Darul Uloom, the seat of Sunni Islam in Deoband, in separate fatwas or edicts, has said activities, such as adolescent girls cycling or women wearing perfumes, were un-Islamic. They should cover themselves even in women-only settings, it also said.
Together, these recent fatwas, or legal advisories, are seen driving a further wedge between Islamic obligations and women’s choices.
In May, Darul’s fatwa, advising women to avoid workplaces requiring them to freely mingle with men without the veil, made headlines.
For religious guidance, Sunni Muslims widely turn to Darul Uloom, ranked next to Cairo’s Al Azhar University in the theological pecking order.
The seminary’s responses, usually endorsing strict compliance of Shariah or Islamic laws, have not helped resolve emerging conflicts, experts within the community have said.

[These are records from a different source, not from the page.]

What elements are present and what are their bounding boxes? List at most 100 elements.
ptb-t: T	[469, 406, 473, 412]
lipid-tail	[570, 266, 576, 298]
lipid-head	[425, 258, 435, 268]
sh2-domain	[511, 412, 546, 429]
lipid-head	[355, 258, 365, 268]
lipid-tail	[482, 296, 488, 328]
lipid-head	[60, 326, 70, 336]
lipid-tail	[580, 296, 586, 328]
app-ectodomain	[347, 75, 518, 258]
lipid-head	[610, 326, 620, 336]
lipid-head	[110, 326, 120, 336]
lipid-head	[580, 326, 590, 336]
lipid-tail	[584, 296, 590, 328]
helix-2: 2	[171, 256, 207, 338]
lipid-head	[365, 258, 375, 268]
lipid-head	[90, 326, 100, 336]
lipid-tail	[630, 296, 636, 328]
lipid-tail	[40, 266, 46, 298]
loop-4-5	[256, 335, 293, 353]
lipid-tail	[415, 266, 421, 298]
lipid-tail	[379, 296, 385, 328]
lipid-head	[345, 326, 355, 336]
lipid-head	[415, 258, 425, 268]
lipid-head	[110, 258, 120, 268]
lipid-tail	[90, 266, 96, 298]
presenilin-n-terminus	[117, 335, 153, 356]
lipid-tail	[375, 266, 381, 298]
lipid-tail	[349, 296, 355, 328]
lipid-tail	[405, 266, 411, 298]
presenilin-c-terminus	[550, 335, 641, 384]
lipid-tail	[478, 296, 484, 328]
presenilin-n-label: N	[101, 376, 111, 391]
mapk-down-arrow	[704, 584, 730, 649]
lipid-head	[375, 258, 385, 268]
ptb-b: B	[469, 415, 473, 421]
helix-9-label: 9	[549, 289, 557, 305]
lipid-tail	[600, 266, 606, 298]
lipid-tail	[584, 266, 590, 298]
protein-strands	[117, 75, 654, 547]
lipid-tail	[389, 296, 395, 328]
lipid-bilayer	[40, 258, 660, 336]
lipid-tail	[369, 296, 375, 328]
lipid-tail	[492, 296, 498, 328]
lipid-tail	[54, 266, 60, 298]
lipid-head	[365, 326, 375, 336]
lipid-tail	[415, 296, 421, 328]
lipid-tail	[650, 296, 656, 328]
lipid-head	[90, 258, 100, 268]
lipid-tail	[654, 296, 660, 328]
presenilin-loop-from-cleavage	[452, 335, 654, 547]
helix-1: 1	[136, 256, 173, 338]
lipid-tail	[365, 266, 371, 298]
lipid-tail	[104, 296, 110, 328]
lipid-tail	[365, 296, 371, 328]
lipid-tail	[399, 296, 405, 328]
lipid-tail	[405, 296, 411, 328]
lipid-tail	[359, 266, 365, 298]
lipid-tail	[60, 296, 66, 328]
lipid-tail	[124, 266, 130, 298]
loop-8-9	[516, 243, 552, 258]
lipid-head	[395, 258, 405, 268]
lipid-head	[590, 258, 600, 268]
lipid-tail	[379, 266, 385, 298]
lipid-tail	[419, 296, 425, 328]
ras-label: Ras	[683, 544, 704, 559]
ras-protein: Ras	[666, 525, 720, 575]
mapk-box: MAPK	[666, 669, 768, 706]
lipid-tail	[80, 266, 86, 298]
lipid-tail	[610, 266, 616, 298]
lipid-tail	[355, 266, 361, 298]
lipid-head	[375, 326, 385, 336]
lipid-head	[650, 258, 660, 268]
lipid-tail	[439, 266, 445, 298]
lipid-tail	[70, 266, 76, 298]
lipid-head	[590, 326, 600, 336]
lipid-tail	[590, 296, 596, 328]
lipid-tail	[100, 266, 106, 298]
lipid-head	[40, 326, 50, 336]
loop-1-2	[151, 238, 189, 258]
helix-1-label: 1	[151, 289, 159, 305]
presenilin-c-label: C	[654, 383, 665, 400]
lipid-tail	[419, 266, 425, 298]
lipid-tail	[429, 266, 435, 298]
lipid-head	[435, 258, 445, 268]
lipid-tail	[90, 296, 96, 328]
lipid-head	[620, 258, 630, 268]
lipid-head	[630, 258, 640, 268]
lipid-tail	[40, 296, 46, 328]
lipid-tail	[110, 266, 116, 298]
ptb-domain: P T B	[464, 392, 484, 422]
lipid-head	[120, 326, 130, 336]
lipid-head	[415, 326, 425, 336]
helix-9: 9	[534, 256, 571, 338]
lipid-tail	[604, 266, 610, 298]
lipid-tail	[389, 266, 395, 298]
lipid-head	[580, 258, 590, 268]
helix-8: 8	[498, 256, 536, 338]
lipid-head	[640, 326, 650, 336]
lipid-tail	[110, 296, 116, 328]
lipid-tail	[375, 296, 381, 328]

“I do not agree that cycling is un-Islamic for girls but it is true that a fatwa has to be within the broad framework of the Quran and Hadith,” Zafarul Islam, chairman of Islamic Studies department at Aligarh Muslim University, said.
Hadith, or a collection of sayings attributed to Prophet Mohammed, is the second-most authoritative source for Muslim laws, after the Quran.
Islam said historically, it was common for texts to be re-interpreted to accommodate changing realities and Darul Uloom could do the same.
The professor, however, said purdah, which takes many forms, such as the burqa or headscarf, was required under Islam and did not curb a woman’s freedom. He cited his daughter’s example, a postgraduate medical student, who wears the veil to class.
Fatwas are not binding, including on those who seek them. If not satisfied, a fatwa-seeker can approach another “school of thought” for a second opinion.